If you’re someone who habitually forgets to water your plants, you might think that keeping a tropical plant alive is impossible. However, you should try the yucca plant. This is still a tropical plant, but it’s surprisingly hardy and drought-tolerant. So, if you forget to water it for a few weeks, it’ll bounce right back when you do. It adds a desert flair to any room, and it’s a spiky-topped plant on a thick stem. The leaves are dark green, oval, and come to a sharp point at the end. They grow all over the top of the plant and stand up to give the plant more height. 

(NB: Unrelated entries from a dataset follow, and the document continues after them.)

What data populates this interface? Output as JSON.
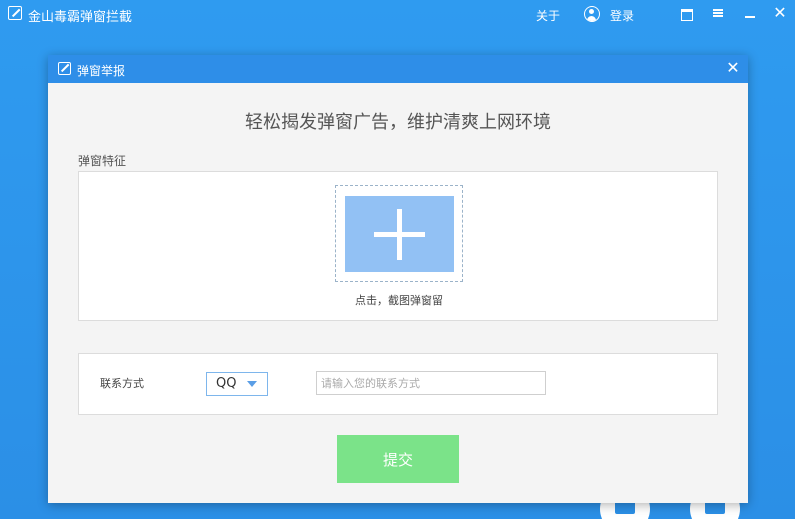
{
  "app": {
    "title": "金山毒霸弹窗拦截",
    "about_label": "关于",
    "login_label": "登录",
    "close_glyph": "✕"
  },
  "dialog": {
    "title": "弹窗举报",
    "close_glyph": "✕",
    "slogan": "轻松揭发弹窗广告，维护清爽上网环境",
    "feature_section_label": "弹窗特征",
    "capture_hint": "点击，截图弹窗留",
    "contact": {
      "label": "联系方式",
      "selected_option": "QQ",
      "input_value": "",
      "input_placeholder": "请输入您的联系方式"
    },
    "submit_label": "提交"
  },
  "colors": {
    "background": "#2f9bf0",
    "dialog_header": "#2e8ee8",
    "capture_box": "#92c1f4",
    "submit_button": "#7be389"
  },
  "icons": {
    "app_logo": "app-logo-icon",
    "user": "user-icon",
    "skin": "skin-icon",
    "menu": "menu-icon",
    "minimize": "minimize-icon",
    "close": "close-icon",
    "plus": "plus-icon",
    "dropdown": "chevron-down-icon"
  }
}
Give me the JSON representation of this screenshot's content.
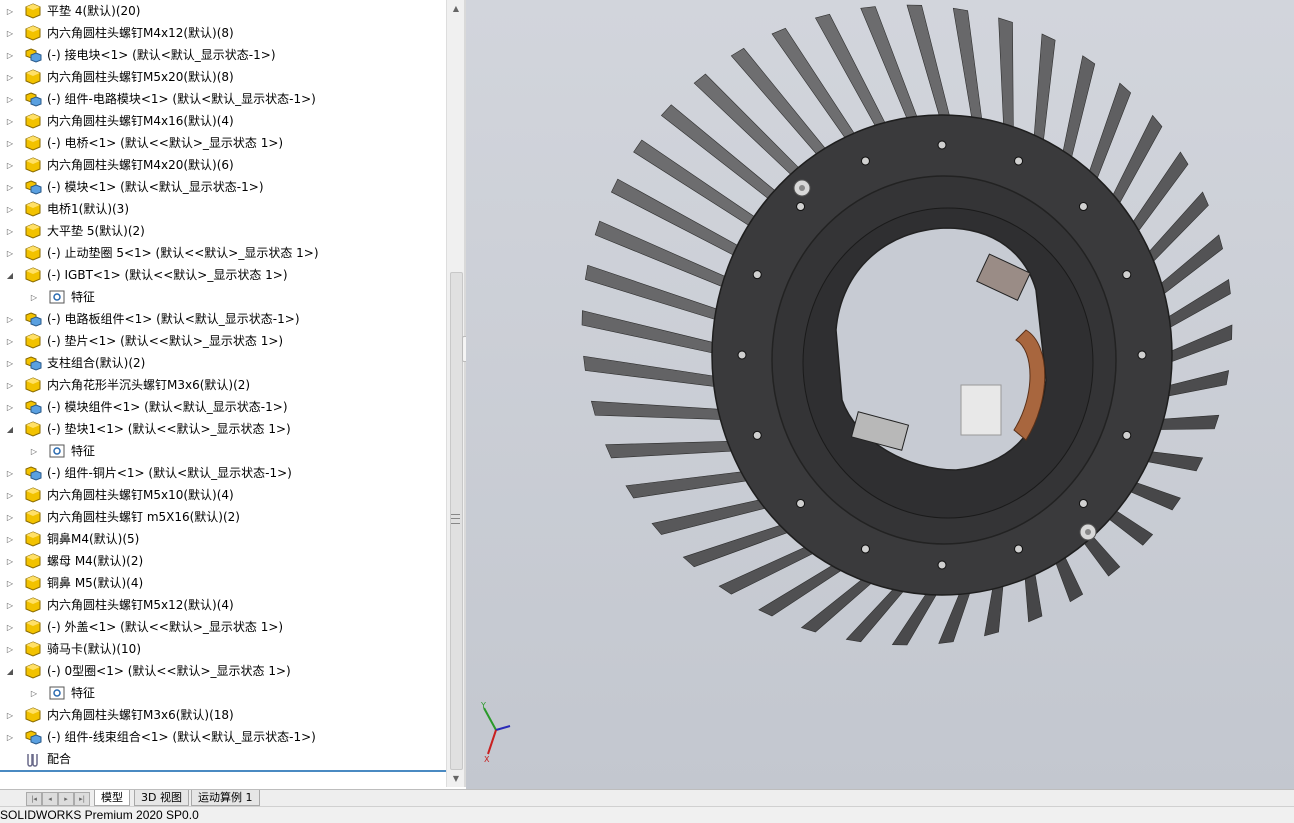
{
  "tree": {
    "items": [
      {
        "label": "平垫 4(默认)(20)",
        "icon": "part-icon",
        "expanded": false
      },
      {
        "label": "内六角圆柱头螺钉M4x12(默认)(8)",
        "icon": "part-icon",
        "expanded": false
      },
      {
        "label": "(-) 接电块<1> (默认<默认_显示状态-1>)",
        "icon": "assembly-icon",
        "expanded": false
      },
      {
        "label": "内六角圆柱头螺钉M5x20(默认)(8)",
        "icon": "part-icon",
        "expanded": false
      },
      {
        "label": "(-) 组件-电路模块<1> (默认<默认_显示状态-1>)",
        "icon": "assembly-icon",
        "expanded": false
      },
      {
        "label": "内六角圆柱头螺钉M4x16(默认)(4)",
        "icon": "part-icon",
        "expanded": false
      },
      {
        "label": "(-) 电桥<1> (默认<<默认>_显示状态 1>)",
        "icon": "part-icon",
        "expanded": false
      },
      {
        "label": "内六角圆柱头螺钉M4x20(默认)(6)",
        "icon": "part-icon",
        "expanded": false
      },
      {
        "label": "(-) 模块<1> (默认<默认_显示状态-1>)",
        "icon": "assembly-icon",
        "expanded": false
      },
      {
        "label": "电桥1(默认)(3)",
        "icon": "part-icon",
        "expanded": false
      },
      {
        "label": "大平垫 5(默认)(2)",
        "icon": "part-icon",
        "expanded": false
      },
      {
        "label": "(-) 止动垫圈 5<1> (默认<<默认>_显示状态 1>)",
        "icon": "part-icon",
        "expanded": false
      },
      {
        "label": "(-) IGBT<1> (默认<<默认>_显示状态 1>)",
        "icon": "part-icon",
        "expanded": true
      },
      {
        "label": "特征",
        "icon": "features-folder-icon",
        "child": true
      },
      {
        "label": "(-) 电路板组件<1> (默认<默认_显示状态-1>)",
        "icon": "assembly-icon",
        "expanded": false
      },
      {
        "label": "(-) 垫片<1> (默认<<默认>_显示状态 1>)",
        "icon": "part-icon",
        "expanded": false
      },
      {
        "label": "支柱组合(默认)(2)",
        "icon": "assembly-icon",
        "expanded": false
      },
      {
        "label": "内六角花形半沉头螺钉M3x6(默认)(2)",
        "icon": "part-icon",
        "expanded": false
      },
      {
        "label": "(-) 模块组件<1> (默认<默认_显示状态-1>)",
        "icon": "assembly-icon",
        "expanded": false
      },
      {
        "label": "(-) 垫块1<1> (默认<<默认>_显示状态 1>)",
        "icon": "part-icon",
        "expanded": true
      },
      {
        "label": "特征",
        "icon": "features-folder-icon",
        "child": true
      },
      {
        "label": "(-) 组件-铜片<1> (默认<默认_显示状态-1>)",
        "icon": "assembly-icon",
        "expanded": false
      },
      {
        "label": "内六角圆柱头螺钉M5x10(默认)(4)",
        "icon": "part-icon",
        "expanded": false
      },
      {
        "label": "内六角圆柱头螺钉 m5X16(默认)(2)",
        "icon": "part-icon",
        "expanded": false
      },
      {
        "label": "铜鼻M4(默认)(5)",
        "icon": "part-icon",
        "expanded": false
      },
      {
        "label": "螺母 M4(默认)(2)",
        "icon": "part-icon",
        "expanded": false
      },
      {
        "label": "铜鼻 M5(默认)(4)",
        "icon": "part-icon",
        "expanded": false
      },
      {
        "label": "内六角圆柱头螺钉M5x12(默认)(4)",
        "icon": "part-icon",
        "expanded": false
      },
      {
        "label": "(-) 外盖<1> (默认<<默认>_显示状态 1>)",
        "icon": "part-icon",
        "expanded": false
      },
      {
        "label": "骑马卡(默认)(10)",
        "icon": "part-icon",
        "expanded": false
      },
      {
        "label": "(-) 0型圈<1> (默认<<默认>_显示状态 1>)",
        "icon": "part-icon",
        "expanded": true
      },
      {
        "label": "特征",
        "icon": "features-folder-icon",
        "child": true
      },
      {
        "label": "内六角圆柱头螺钉M3x6(默认)(18)",
        "icon": "part-icon",
        "expanded": false
      },
      {
        "label": "(-) 组件-线束组合<1> (默认<默认_显示状态-1>)",
        "icon": "assembly-icon",
        "expanded": false
      },
      {
        "label": "配合",
        "icon": "mates-icon",
        "noarrow": true
      }
    ]
  },
  "tabs": [
    {
      "label": "模型",
      "active": true
    },
    {
      "label": "3D 视图",
      "active": false
    },
    {
      "label": "运动算例 1",
      "active": false
    }
  ],
  "status": {
    "text": "SOLIDWORKS Premium 2020 SP0.0"
  },
  "triad": {
    "x_label": "X",
    "y_label": "Y"
  },
  "colors": {
    "accent": "#4a8ac2",
    "viewport_bg": "#c8ccd4",
    "part_icon": "#e8b400"
  }
}
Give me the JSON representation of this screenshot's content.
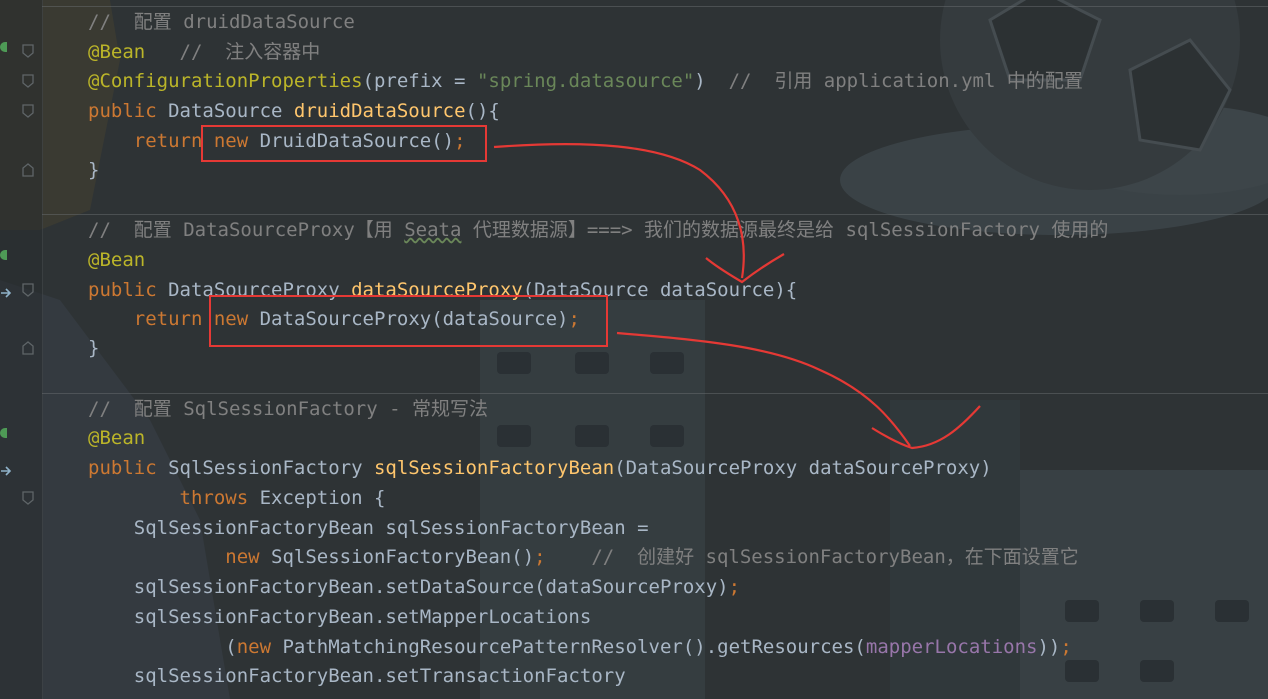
{
  "editor": {
    "lines": [
      [
        {
          "t": "//  配置 druidDataSource",
          "c": "cm"
        }
      ],
      [
        {
          "t": "@Bean",
          "c": "an"
        },
        {
          "t": "   //  注入容器中",
          "c": "cm"
        }
      ],
      [
        {
          "t": "@ConfigurationProperties",
          "c": "an"
        },
        {
          "t": "(prefix = ",
          "c": "df"
        },
        {
          "t": "\"spring.datasource\"",
          "c": "st"
        },
        {
          "t": ")  ",
          "c": "df"
        },
        {
          "t": "//  引用 application.yml 中的配置",
          "c": "cm"
        }
      ],
      [
        {
          "t": "public ",
          "c": "kw"
        },
        {
          "t": "DataSource ",
          "c": "df"
        },
        {
          "t": "druidDataSource",
          "c": "fn"
        },
        {
          "t": "(){",
          "c": "df"
        }
      ],
      [
        {
          "t": "    return ",
          "c": "kw"
        },
        {
          "t": "new ",
          "c": "kw"
        },
        {
          "t": "DruidDataSource()",
          "c": "df"
        },
        {
          "t": ";",
          "c": "kw"
        }
      ],
      [
        {
          "t": "}",
          "c": "df"
        }
      ],
      [
        {
          "t": "//  配置 DataSourceProxy【用 ",
          "c": "cm"
        },
        {
          "t": "Seata",
          "c": "cm ul"
        },
        {
          "t": " 代理数据源】===> 我们的数据源最终是给 sqlSessionFactory 使用的",
          "c": "cm"
        }
      ],
      [
        {
          "t": "@Bean",
          "c": "an"
        }
      ],
      [
        {
          "t": "public ",
          "c": "kw"
        },
        {
          "t": "DataSourceProxy ",
          "c": "df"
        },
        {
          "t": "dataSourceProxy",
          "c": "fn"
        },
        {
          "t": "(DataSource dataSource){",
          "c": "df"
        }
      ],
      [
        {
          "t": "    return ",
          "c": "kw"
        },
        {
          "t": "new ",
          "c": "kw"
        },
        {
          "t": "DataSourceProxy(dataSource)",
          "c": "df"
        },
        {
          "t": ";",
          "c": "kw"
        }
      ],
      [
        {
          "t": "}",
          "c": "df"
        }
      ],
      [
        {
          "t": "//  配置 SqlSessionFactory - 常规写法",
          "c": "cm"
        }
      ],
      [
        {
          "t": "@Bean",
          "c": "an"
        }
      ],
      [
        {
          "t": "public ",
          "c": "kw"
        },
        {
          "t": "SqlSessionFactory ",
          "c": "df"
        },
        {
          "t": "sqlSessionFactoryBean",
          "c": "fn"
        },
        {
          "t": "(DataSourceProxy dataSourceProxy)",
          "c": "df"
        }
      ],
      [
        {
          "t": "        throws ",
          "c": "kw"
        },
        {
          "t": "Exception {",
          "c": "df"
        }
      ],
      [
        {
          "t": "    SqlSessionFactoryBean sqlSessionFactoryBean =",
          "c": "df"
        }
      ],
      [
        {
          "t": "            new ",
          "c": "kw"
        },
        {
          "t": "SqlSessionFactoryBean()",
          "c": "df"
        },
        {
          "t": ";    ",
          "c": "kw"
        },
        {
          "t": "//  创建好 sqlSessionFactoryBean，在下面设置它",
          "c": "cm"
        }
      ],
      [
        {
          "t": "    sqlSessionFactoryBean.setDataSource(dataSourceProxy)",
          "c": "df"
        },
        {
          "t": ";",
          "c": "kw"
        }
      ],
      [
        {
          "t": "    sqlSessionFactoryBean.setMapperLocations",
          "c": "df"
        }
      ],
      [
        {
          "t": "            (",
          "c": "df"
        },
        {
          "t": "new ",
          "c": "kw"
        },
        {
          "t": "PathMatchingResourcePatternResolver().getResources(",
          "c": "df"
        },
        {
          "t": "mapperLocations",
          "c": "fd"
        },
        {
          "t": "))",
          "c": "df"
        },
        {
          "t": ";",
          "c": "kw"
        }
      ],
      [
        {
          "t": "    sqlSessionFactoryBean.setTransactionFactory",
          "c": "df"
        }
      ]
    ]
  },
  "colors": {
    "comment": "#808080",
    "keyword": "#cc7832",
    "annotation": "#bbb529",
    "string": "#6a8759",
    "method": "#ffc66d",
    "field": "#9876aa",
    "default_text": "#a9b7c6",
    "highlight_box": "#e53935"
  }
}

This tropical plant is also an excellent choice for filtering the air and removing toxins. It needs partial sunlight that is indirect for a few hours each day. The soil can be more sandy and loamy, and it should drain well when you water it. Don’t overwater this plant. Instead, water it sparingly. Remember, it does fine in drought conditions, so it’s easy to give it too much. It can get two to four feet-tall and wide indoors and 30-feet tall and 25-feet wide outside. 

15 Yucca
Yucca by dan.kristiansen / CC BY-NC-ND 2.0

16. Tree Fern

The tree fern is native to New Zealand and Australia, and they are a gorgeous tropical plant. Outside, this plant can grow very tall. They have a very woody or furry trunk to them, and they produce very large fern fronds that have a feathery look and feel to them. This is a slightly pickier indoor plant to grow, and it’ll take a little trial and error on your part to figure out what works for it. Humidity is the key here, so it won’t do well if it’s very dry and arid in your home. 

This tropical plant needs a lot of bright light. It can survive direct light, but it does better when you plant it in an area that is bright but indirect. You can’t let this plant dry out as it won’t tolerate it, so make sure you give it plenty of water. You also have to keep the humidity really high. To do this, you can mist the plant a few times a week or put it in a tray of water with rocks to hold the plant directly out of the water. This will increase the immediate humidity levels around the plant and keep it happy. 

16 Tree Fern
Tree Ferns by Giles Watson / CC BY-SA 2.0

Bottom Line

These 16 tropical plants are excellent contenders if you’re looking at growing something indoors to add a splash of color or drama to your decor. Some of these plants are much more finicky than others to grow, so you should take your skill level into consideration when you pick out plants. Start with one or two and slowly add more to your collection as you learn how to keep them happy and thriving. Do it correctly and you’ll have a whole jungle or rainforest right in your living room in no time!